Evaluating the Clinical Impact of Generative Inpainting on Bone Age Estimation

TL;DR

This study evaluates whether generative inpainting using a GPT-based editor preserves clinically relevant cues in pediatric hand radiographs. By creating three inpainted variants per image to remove non-anatomical artifacts and testing bone age and gender predictors, the authors show that inpainting substantially degrades downstream performance, with bone age MAE rising from 6.26 to 30.11 months and AUC for gender dropping from 0.956 to 0.704. Calibration only partially mitigates errors, indicating nonlinear distortions in anatomical features used by the predictors.

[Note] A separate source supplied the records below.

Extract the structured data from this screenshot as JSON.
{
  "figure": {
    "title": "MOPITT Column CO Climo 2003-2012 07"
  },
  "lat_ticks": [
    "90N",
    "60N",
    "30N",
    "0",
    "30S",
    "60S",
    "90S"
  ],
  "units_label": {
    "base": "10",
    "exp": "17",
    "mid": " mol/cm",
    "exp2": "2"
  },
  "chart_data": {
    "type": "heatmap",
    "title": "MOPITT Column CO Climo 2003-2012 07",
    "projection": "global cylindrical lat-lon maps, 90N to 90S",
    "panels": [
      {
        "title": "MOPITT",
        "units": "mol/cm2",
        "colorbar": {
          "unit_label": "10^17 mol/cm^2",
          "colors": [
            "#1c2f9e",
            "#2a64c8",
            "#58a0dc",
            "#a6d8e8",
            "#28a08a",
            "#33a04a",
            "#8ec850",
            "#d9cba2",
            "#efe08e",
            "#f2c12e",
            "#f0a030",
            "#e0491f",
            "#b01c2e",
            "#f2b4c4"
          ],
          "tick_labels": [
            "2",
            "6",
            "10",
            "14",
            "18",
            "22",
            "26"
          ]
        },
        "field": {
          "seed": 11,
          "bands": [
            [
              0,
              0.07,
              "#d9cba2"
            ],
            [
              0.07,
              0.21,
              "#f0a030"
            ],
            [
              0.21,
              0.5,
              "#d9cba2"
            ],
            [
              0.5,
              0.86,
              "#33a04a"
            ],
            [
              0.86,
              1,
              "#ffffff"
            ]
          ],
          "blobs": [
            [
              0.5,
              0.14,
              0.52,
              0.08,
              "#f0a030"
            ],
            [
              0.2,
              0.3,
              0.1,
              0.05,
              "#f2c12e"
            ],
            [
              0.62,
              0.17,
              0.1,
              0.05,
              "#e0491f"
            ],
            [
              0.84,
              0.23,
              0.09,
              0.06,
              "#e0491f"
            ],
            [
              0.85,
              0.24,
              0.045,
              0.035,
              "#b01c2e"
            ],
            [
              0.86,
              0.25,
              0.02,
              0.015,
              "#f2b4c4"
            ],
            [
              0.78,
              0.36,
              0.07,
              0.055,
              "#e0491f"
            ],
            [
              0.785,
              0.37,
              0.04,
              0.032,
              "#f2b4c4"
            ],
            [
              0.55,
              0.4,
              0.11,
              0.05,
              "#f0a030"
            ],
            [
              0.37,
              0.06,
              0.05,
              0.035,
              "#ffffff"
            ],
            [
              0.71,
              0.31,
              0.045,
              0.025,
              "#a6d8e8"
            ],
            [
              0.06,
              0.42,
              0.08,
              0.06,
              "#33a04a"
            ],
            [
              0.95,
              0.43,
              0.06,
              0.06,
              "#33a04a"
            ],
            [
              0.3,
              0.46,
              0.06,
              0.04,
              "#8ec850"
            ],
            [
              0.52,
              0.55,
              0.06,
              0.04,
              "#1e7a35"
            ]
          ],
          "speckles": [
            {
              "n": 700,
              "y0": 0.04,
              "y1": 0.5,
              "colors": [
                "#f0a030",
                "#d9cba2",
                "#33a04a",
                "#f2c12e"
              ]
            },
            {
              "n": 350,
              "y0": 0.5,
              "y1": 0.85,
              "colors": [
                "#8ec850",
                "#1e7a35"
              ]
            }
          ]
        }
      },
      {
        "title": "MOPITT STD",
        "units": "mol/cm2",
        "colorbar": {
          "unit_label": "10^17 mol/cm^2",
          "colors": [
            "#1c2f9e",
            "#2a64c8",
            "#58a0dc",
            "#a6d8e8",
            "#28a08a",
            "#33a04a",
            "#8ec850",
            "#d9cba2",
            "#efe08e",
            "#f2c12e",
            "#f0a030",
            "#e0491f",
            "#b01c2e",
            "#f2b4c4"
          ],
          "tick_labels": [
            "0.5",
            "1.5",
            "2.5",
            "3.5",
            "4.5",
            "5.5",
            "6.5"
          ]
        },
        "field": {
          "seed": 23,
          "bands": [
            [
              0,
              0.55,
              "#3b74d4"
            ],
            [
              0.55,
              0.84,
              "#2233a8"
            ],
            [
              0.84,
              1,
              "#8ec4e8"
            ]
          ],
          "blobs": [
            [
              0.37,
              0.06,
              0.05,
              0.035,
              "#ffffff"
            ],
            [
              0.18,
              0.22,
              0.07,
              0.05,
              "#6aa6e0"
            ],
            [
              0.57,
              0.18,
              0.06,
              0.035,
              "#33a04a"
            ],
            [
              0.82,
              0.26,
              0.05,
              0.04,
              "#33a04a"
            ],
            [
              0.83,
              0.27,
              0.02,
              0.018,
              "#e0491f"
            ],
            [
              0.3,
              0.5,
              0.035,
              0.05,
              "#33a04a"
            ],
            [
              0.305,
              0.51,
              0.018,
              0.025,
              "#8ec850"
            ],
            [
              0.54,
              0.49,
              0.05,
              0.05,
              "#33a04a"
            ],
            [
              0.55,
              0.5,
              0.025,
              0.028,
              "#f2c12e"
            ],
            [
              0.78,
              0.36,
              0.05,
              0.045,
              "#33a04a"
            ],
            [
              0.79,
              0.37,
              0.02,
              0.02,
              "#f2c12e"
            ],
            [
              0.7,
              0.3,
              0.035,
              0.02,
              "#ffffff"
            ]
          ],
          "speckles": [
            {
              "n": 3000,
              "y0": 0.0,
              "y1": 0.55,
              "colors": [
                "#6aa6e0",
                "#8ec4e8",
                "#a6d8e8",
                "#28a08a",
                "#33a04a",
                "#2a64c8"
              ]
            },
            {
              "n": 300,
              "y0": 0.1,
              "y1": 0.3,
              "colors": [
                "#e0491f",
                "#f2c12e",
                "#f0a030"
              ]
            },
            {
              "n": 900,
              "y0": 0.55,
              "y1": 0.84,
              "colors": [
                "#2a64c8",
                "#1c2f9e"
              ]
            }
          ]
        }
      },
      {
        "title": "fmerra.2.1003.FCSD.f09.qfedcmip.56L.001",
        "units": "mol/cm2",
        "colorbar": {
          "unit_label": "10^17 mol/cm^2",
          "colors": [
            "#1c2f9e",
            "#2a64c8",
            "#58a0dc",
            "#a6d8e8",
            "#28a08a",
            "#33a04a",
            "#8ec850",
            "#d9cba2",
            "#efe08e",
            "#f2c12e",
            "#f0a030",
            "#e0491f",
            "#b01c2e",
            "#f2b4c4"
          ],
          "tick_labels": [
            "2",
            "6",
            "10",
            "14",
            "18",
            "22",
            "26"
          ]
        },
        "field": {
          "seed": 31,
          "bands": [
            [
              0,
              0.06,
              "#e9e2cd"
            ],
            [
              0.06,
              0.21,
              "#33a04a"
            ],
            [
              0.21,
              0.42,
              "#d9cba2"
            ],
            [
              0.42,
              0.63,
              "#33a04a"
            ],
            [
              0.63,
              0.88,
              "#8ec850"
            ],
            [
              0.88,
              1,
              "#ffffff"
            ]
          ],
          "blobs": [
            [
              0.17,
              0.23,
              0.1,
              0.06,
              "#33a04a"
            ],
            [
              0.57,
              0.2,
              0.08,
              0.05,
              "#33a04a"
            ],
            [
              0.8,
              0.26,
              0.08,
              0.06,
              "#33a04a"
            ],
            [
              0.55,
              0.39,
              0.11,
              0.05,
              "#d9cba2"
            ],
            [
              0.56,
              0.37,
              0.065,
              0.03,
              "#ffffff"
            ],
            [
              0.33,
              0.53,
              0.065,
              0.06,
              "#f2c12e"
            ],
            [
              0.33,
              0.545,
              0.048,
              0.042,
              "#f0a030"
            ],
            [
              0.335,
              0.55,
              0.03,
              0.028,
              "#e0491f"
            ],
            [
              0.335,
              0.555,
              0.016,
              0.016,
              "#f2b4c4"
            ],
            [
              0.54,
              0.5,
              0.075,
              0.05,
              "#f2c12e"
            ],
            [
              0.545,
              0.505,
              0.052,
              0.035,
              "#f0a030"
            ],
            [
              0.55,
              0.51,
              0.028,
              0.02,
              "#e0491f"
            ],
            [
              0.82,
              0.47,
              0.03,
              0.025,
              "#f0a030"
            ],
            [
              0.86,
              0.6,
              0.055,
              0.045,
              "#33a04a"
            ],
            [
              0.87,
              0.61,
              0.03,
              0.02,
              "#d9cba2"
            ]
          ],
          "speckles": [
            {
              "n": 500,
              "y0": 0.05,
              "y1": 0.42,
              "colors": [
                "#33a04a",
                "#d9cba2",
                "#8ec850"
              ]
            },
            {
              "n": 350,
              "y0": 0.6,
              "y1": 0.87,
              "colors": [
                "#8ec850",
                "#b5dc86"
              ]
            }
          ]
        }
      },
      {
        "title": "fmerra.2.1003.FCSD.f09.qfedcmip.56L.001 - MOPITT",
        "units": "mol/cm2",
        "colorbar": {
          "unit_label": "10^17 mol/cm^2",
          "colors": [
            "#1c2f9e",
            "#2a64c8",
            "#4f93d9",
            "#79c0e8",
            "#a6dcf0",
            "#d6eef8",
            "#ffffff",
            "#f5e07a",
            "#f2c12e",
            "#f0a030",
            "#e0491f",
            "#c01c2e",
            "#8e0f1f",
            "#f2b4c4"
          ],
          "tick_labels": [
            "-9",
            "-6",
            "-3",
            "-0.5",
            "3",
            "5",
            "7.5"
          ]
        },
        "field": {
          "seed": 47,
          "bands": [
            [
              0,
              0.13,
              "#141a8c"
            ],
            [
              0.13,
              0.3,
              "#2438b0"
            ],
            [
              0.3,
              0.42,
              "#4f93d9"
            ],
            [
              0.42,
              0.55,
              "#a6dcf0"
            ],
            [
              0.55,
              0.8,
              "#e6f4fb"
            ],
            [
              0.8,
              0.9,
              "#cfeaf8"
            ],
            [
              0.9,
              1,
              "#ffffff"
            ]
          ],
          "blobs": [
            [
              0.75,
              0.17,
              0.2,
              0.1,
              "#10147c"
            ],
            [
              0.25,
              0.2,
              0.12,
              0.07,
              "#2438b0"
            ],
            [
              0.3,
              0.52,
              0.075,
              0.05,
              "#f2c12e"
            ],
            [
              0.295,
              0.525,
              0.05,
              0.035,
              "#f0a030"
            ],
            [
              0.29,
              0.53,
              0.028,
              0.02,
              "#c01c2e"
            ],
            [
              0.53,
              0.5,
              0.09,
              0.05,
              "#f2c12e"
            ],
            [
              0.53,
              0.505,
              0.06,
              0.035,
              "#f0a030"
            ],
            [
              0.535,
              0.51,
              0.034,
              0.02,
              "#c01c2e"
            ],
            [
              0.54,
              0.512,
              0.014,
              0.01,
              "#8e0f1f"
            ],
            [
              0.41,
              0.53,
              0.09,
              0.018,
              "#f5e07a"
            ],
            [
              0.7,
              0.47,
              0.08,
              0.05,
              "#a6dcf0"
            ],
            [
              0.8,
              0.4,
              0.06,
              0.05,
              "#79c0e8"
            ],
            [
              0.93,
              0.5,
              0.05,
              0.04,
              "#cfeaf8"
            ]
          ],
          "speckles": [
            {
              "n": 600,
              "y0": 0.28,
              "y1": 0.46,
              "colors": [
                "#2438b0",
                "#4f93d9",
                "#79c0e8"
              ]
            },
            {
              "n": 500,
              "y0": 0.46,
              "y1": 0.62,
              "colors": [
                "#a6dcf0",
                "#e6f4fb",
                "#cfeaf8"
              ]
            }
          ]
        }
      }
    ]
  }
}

The results highlight significant risks of latent bias and feature alteration when applying foundation-model inpainting in clinical workflows, underscoring the need for rigorous, task-specific validation and domain-tailored edits.

Abstract

Generative foundation models can remove visual artifacts through realistic image inpainting, but their impact on medical AI performance remains uncertain. Pediatric hand radiographs often contain non-anatomical markers, and it is unclear whether inpainting these regions preserves features needed for bone age and gender prediction. To evaluate the clinical reliability of generative model-based inpainting for artifact removal, we used the RSNA Bone Age Challenge dataset, selecting 200 original radiographs and generating 600 inpainted versions with gpt-image-1 using natural language prompts to target non-anatomical artifacts. Downstream performance was assessed with deep learning ensembles for bone age estimation and gender classification, using mean absolute error (MAE) and area under the ROC curve (AUC) as metrics, and pixel intensity distributions to detect structural alterations. Inpainting markedly degraded model performance: bone age MAE increased from 6.26 to 30.11 months, and gender classification AUC decreased from 0.955 to 0.704. Inpainted images displayed pixel-intensity shifts and inconsistencies, indicating structural modifications not corrected by simple calibration. These findings show that, although visually realistic, foundation model-based inpainting can obscure subtle but clinically relevant features and introduce latent bias even when edits are confined to non-diagnostic regions, underscoring the need for rigorous, task-specific validation before integrating such generative tools into clinical AI workflows.

Paper Structure

This paper contains 8 sections, 4 figures.

Figures (4)

  • Figure 1: Comparison of original and inpainted pediatric hand X-ray. The image generator not only removed artifacts but also made the bones appear more mature.
  • Figure 2: Model predictions on original vs. inpainted images (top: scatter with regression and identity line). Right: calibrated predictions vs. ground truth. Dashed lines indicate perfect agreement.
  • Figure 3: Confusion matrices for gender classification on the inpainted dataset and on the original dataset.
  • Figure 4: Visual and quantitative comparison of image appearance before and after inpainting. (Left) Pixel intensity distribution of original and inpainted hand radiographs, showing the normalized frequency of grayscale values (0--255) across all images. (Right) Boxplot of per-image pixel intensity standard deviation, confirming a significant decrease in noise after inpainting.